Home > Character Essays, Humor/Satire, Sports > Everybody Kinda, Sorta Loves a Parade

Everybody Kinda, Sorta Loves a Parade


Hey, I have connections. I could have borrowed a couple of general purpose NYPD passes for this. But, no, I wanted to chronicle the average fan’s experience. I wanted to cover the underbelly of the great gathering. And gathered we did- in the tens of thousands in lower Manhattan late this morning to pay tribute to the New York Yankees’ 27th world championship.

It was a feisty little crowd when I emerged at the Chambers street subway stop and promptly got funneled onto Church Street and toward No Man’s land at Foley Square near the U.S. courthouse. “Wall Street Sucks! Wall Street Sucks!” they chanted loudly as we marched sort of near Wall Street. No matter, the economic populism felt good and inspiring on this nippy, windy day on the island. Another chant went up; “Who’s your Daddy? Who’s your Daddy?” I believe that was directed to Mr. Pedro Martinez. More chants; “Let’s go Yankees. Let’s go Yankees!” The t-shirts, pennants and hats were selling rather briskly and, I guess reflecting the tough economic times, at a relatively bargain-basement-for New York- $10 a pop.
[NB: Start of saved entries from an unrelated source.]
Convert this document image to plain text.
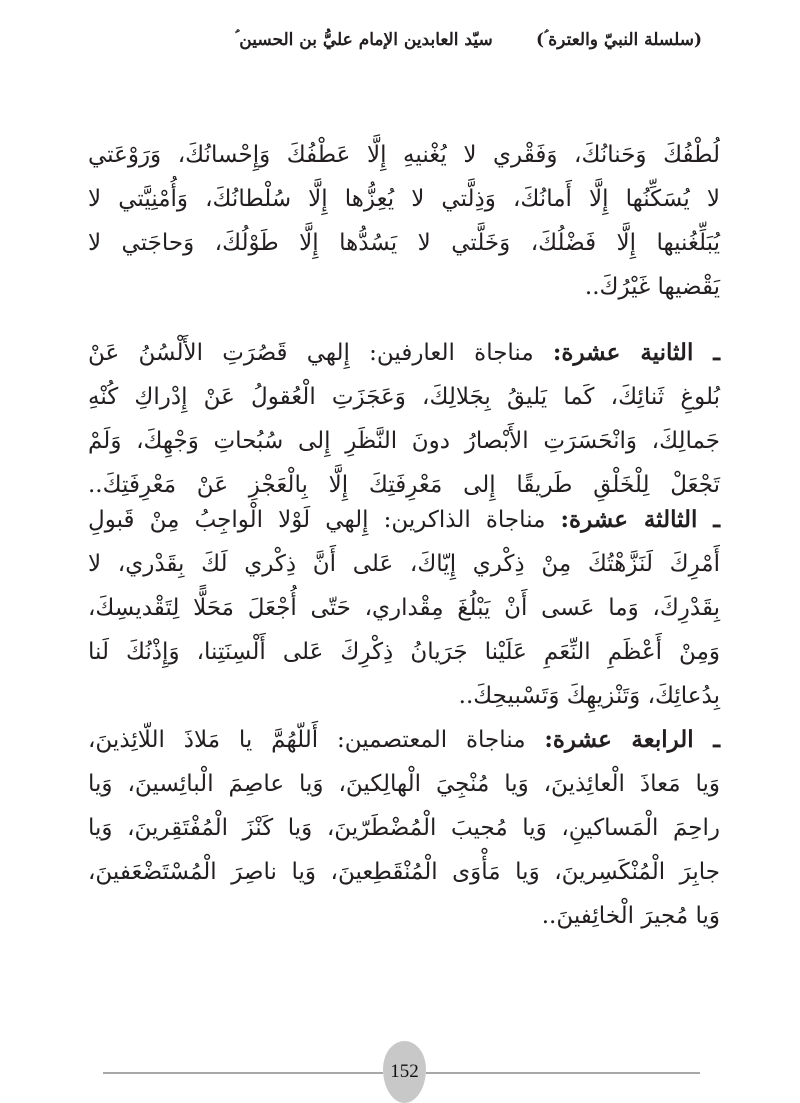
(سلسلة النبيّ والعترة ؑ)
سيّد العابدين الإمام عليُّ بن الحسين ؑ
لُطْفُكَ وَحَنانُكَ، وَفَقْري لا يُغْنيهِ إِلَّا عَطْفُكَ وَإِحْسانُكَ، وَرَوْعَتي
لا يُسَكِّنُها إِلَّا أَمانُكَ، وَذِلَّتي لا يُعِزُّها إِلَّا سُلْطانُكَ، وَأُمْنِيَّتي لا
يُبَلِّغُنيها إِلَّا فَضْلُكَ، وَخَلَّتي لا يَسُدُّها إِلَّا طَوْلُكَ، وَحاجَتي لا
يَقْضيها غَيْرُكَ..
ـ الثانية عشرة: مناجاة العارفين: إِلهي قَصُرَتِ الأَلْسُنُ عَنْ
بُلوغِ ثَنائِكَ، كَما يَليقُ بِجَلالِكَ، وَعَجَزَتِ الْعُقولُ عَنْ إِدْراكِ كُنْهِ
جَمالِكَ، وَانْحَسَرَتِ الأَبْصارُ دونَ النَّظَرِ إِلى سُبُحاتِ وَجْهِكَ، وَلَمْ
تَجْعَلْ لِلْخَلْقِ طَريقًا إِلى مَعْرِفَتِكَ إِلَّا بِالْعَجْزِ عَنْ مَعْرِفَتِكَ..
ـ الثالثة عشرة: مناجاة الذاكرين: إِلهي لَوْلا الْواجِبُ مِنْ قَبولِ
أَمْرِكَ لَنَزَّهْتُكَ مِنْ ذِكْري إِيّاكَ، عَلى أَنَّ ذِكْري لَكَ بِقَدْري، لا
بِقَدْرِكَ، وَما عَسى أَنْ يَبْلُغَ مِقْداري، حَتّى أُجْعَلَ مَحَلًّا لِتَقْديسِكَ،
وَمِنْ أَعْظَمِ النِّعَمِ عَلَيْنا جَرَيانُ ذِكْرِكَ عَلى أَلْسِنَتِنا، وَإِذْنُكَ لَنا
بِدُعائِكَ، وَتَنْزيهِكَ وَتَسْبيحِكَ..
ـ الرابعة عشرة: مناجاة المعتصمين: أَللّهُمَّ يا مَلاذَ اللّائِذينَ،
وَيا مَعاذَ الْعائِذينَ، وَيا مُنْجِيَ الْهالِكينَ، وَيا عاصِمَ الْبائِسينَ، وَيا
راحِمَ الْمَساكينِ، وَيا مُجيبَ الْمُضْطَرّينَ، وَيا كَنْزَ الْمُفْتَقِرينَ، وَيا
جابِرَ الْمُنْكَسِرينَ، وَيا مَأْوَى الْمُنْقَطِعينَ، وَيا ناصِرَ الْمُسْتَضْعَفينَ،
وَيا مُجيرَ الْخائِفينَ..
152
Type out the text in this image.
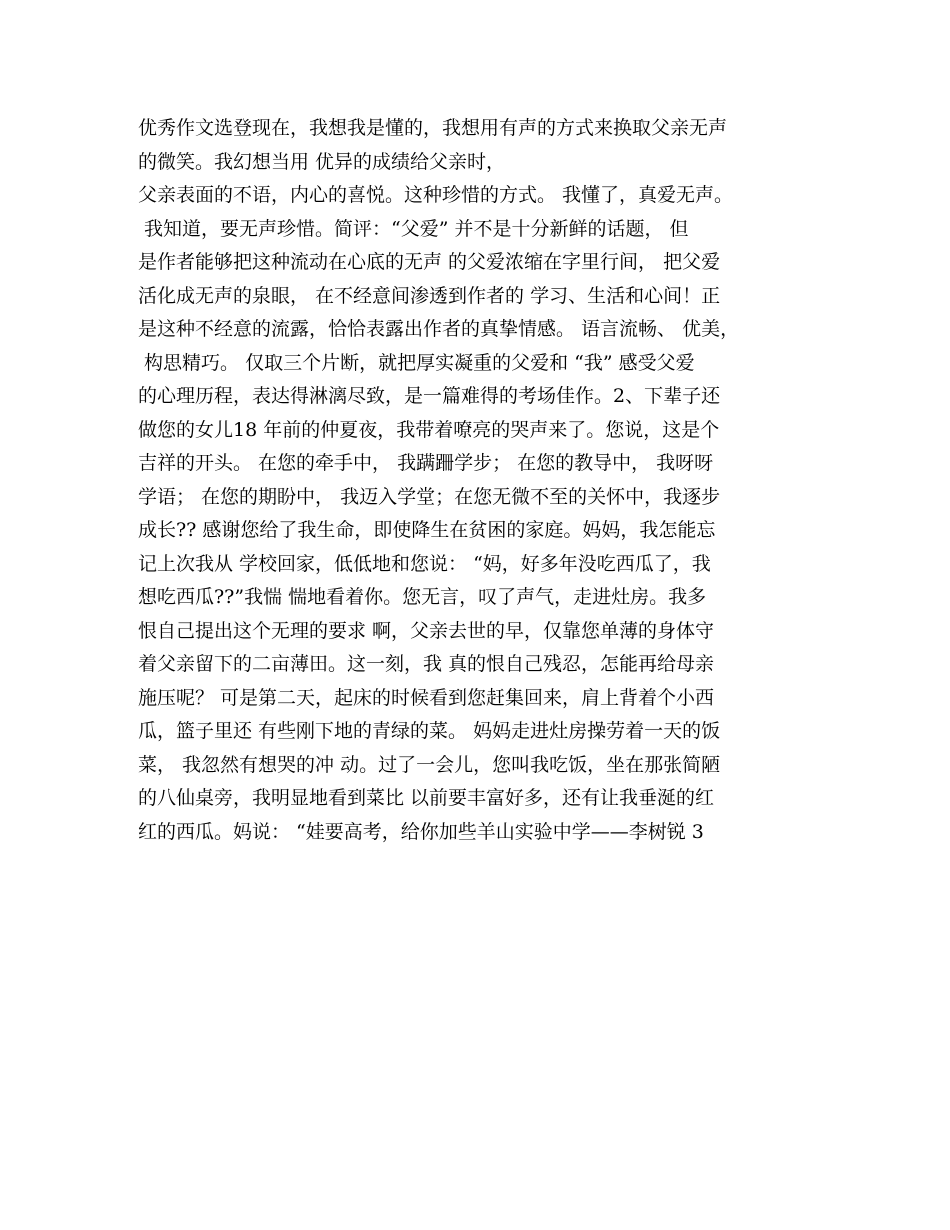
优秀作文选登现在，我想我是懂的，我想用有声的方式来换取父亲无声
的微笑。我幻想当用 优异的成绩给父亲时，
父亲表面的不语，内心的喜悦。这种珍惜的方式。 我懂了，真爱无声。
我知道，要无声珍惜。简评：“父爱” 并不是十分新鲜的话题， 但
是作者能够把这种流动在心底的无声 的父爱浓缩在字里行间， 把父爱
活化成无声的泉眼， 在不经意间渗透到作者的 学习、生活和心间！正
是这种不经意的流露，恰恰表露出作者的真挚情感。 语言流畅、 优美，
构思精巧。 仅取三个片断，就把厚实凝重的父爱和 “我” 感受父爱
的心理历程，表达得淋漓尽致，是一篇难得的考场佳作。2、下辈子还
做您的女儿18 年前的仲夏夜，我带着嘹亮的哭声来了。您说，这是个
吉祥的开头。 在您的牵手中， 我蹒跚学步； 在您的教导中， 我呀呀
学语； 在您的期盼中， 我迈入学堂；在您无微不至的关怀中，我逐步
成长?? 感谢您给了我生命，即使降生在贫困的家庭。妈妈，我怎能忘
记上次我从 学校回家，低低地和您说： “妈，好多年没吃西瓜了，我
想吃西瓜??”我惴 惴地看着你。您无言，叹了声气，走进灶房。我多
恨自己提出这个无理的要求 啊，父亲去世的早，仅靠您单薄的身体守
着父亲留下的二亩薄田。这一刻，我 真的恨自己残忍，怎能再给母亲
施压呢？ 可是第二天，起床的时候看到您赶集回来，肩上背着个小西
瓜，篮子里还 有些刚下地的青绿的菜。 妈妈走进灶房操劳着一天的饭
菜， 我忽然有想哭的冲 动。过了一会儿，您叫我吃饭，坐在那张简陋
的八仙桌旁，我明显地看到菜比 以前要丰富好多，还有让我垂涎的红
红的西瓜。妈说： “娃要高考，给你加些羊山实验中学——李树锐 3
The funneling continued, New York’s finest manning the barricades, ensuring no sheep would cut loose from the pack. “Hey, man, where are we going?” I heard someone ask. “I don’t know, I’m just following the crowd, I guess this is where we all turn right.” And we all turned right and promptly into a pen at Foley Square. Assorted folks talked to the cops. “Hey, will anything pass by here?” “No, nothing,” was the dead-pan response. Knowledgeable sources revealed we were approximately two blocks from City Hall. Thank goodness for the windy conditions or we may not have seen any of the famous confetti. But my people were prepared. A couple of rolls of toilet paper shot up and laced their way nicely around some nearly bare trees.

Thoughtfully, the city of New York had erected a very large screen so we could all feel we were part of history as we watched the parade outside on TV. Suddenly, I heard the sound of bagpipes. Could we be closer to the action than I thought? No, the city of New York had also thoughtfully erected very large speakers. Suddenly, the crowd erupted into a rather intense chant of “A—hole, A—hole, A—hole.” Turned out that was a vociferous and instinctual reaction to some guy with a death-wish who turned up in a Phillies jersey. He disappeared rather quickly. I do not know his ultimate fate.

Eventually, we all turned our attention to the screen. Rudy Giuliani popped up. Scattered boos. Then Reggie Jackson. A lot of shoulder shrugging as if to say he already had his day. Yogi Berra- now we’re talking- Yogi never gets booed. Hideki Matsui appeared on the screen- huge roar. Jay-Z…lots of whoops and hollers. A-Rod in his natty little fedora- huge cheers. “I’m waiting for Kate Hudson to become K-Rod,” commented an astute fan about Alex’ girlfriend. And the virtual parade continued; Mark Texiera, C.C. Sabathia, Melky Cabrera and the expected massive roar for Derek Jeter.

A middle-aged lady in the crowd could be heard on her cell phone. “No, not really, can’t see a thing. There’s a screen here, but there’s a tree in front of it. Last parade I go to!” she said ungraciously. Really, Lady- go with it, c’mon. That’s when I spotted a clear path to the subway station and the 5 train to Grand Central. A lady cop manning the turnstiles let us all through for free on the condition we make our way quietly. Ha…just saved $2.25. Living large! Back to the apartment building and my doorman Billy wants to see my $10 Yankee pennant. Why is he taking a cigarette lighter out and threatening to burn it?

Oh yeah. Disgruntled and bitter Mets fan. I love New York!